California State law provides a time period of 180 days to obtain the necessary signatures from voters for any ballot measure. The tribal sports betting ballot measure was formally approved by the Golden State on January 20th this year. It means the coalition has until July 20th to submit the necessary signatures. But, the coalition is now arguing that the COVID-19 lockdown made the deadline unrealistic. According to Kenneth Kahn, chairman of the Santa Ynez Band of Chumash Indians, the effort is to preserve the native tribes’ democratic right.
Speaking on the topic, Kahn said, “This is about seeking to preserve the people’s democratic right to pursue an initiative during the pandemic. Tribal leaders temporarily suspended signature gathering as a sacrifice to protect everyone’s public health.”

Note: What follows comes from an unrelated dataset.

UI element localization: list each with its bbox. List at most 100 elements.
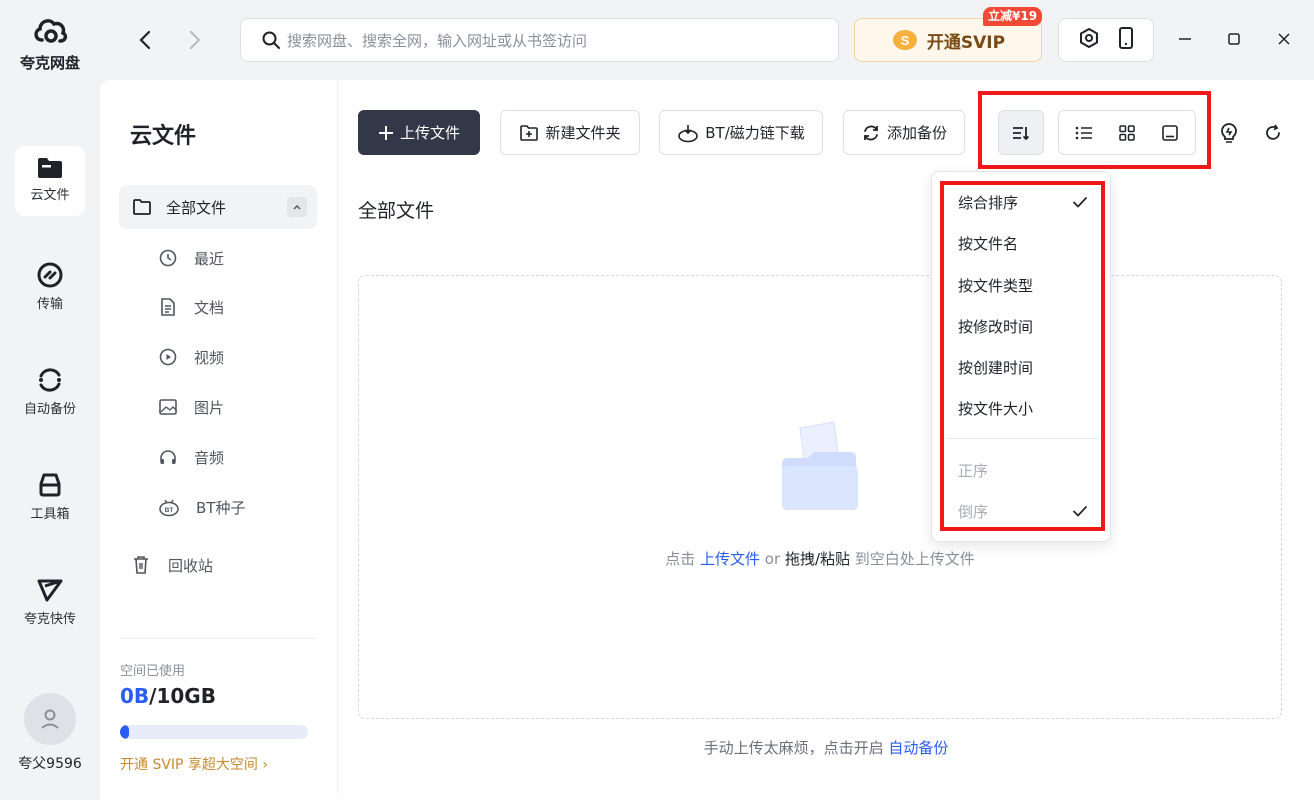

Through the lawsuit, the Coalition to Authorize Regulated Sports Wagering is seeking an extension of ninety days and looking to place the measure on the ballot in 2022. Currently, the measure is scheduled to be placed on the ballot this November.
While the tribes filed a lawsuit against California, a sports betting measure in the Golden State legislature moved ahead. Senate Constitutional Amendment 6, which was tabled in the legislature last year by Senator Bill Dodd (D-Napa), has received green signal from the Senate Appropriations Committee.
The Measure is now waiting for a fiscal review so that it may move to the chamber floor for further consideration. The bill would tax in-person and online bets at 10 per cent and 15 per cent, respectively. One-time licensing fees would initially be fixed at $5 million, with the provision of renewing it annually a cost of $1 million. In addition to tribes, commercial card clubs and other businesses would be able to operate sports betting.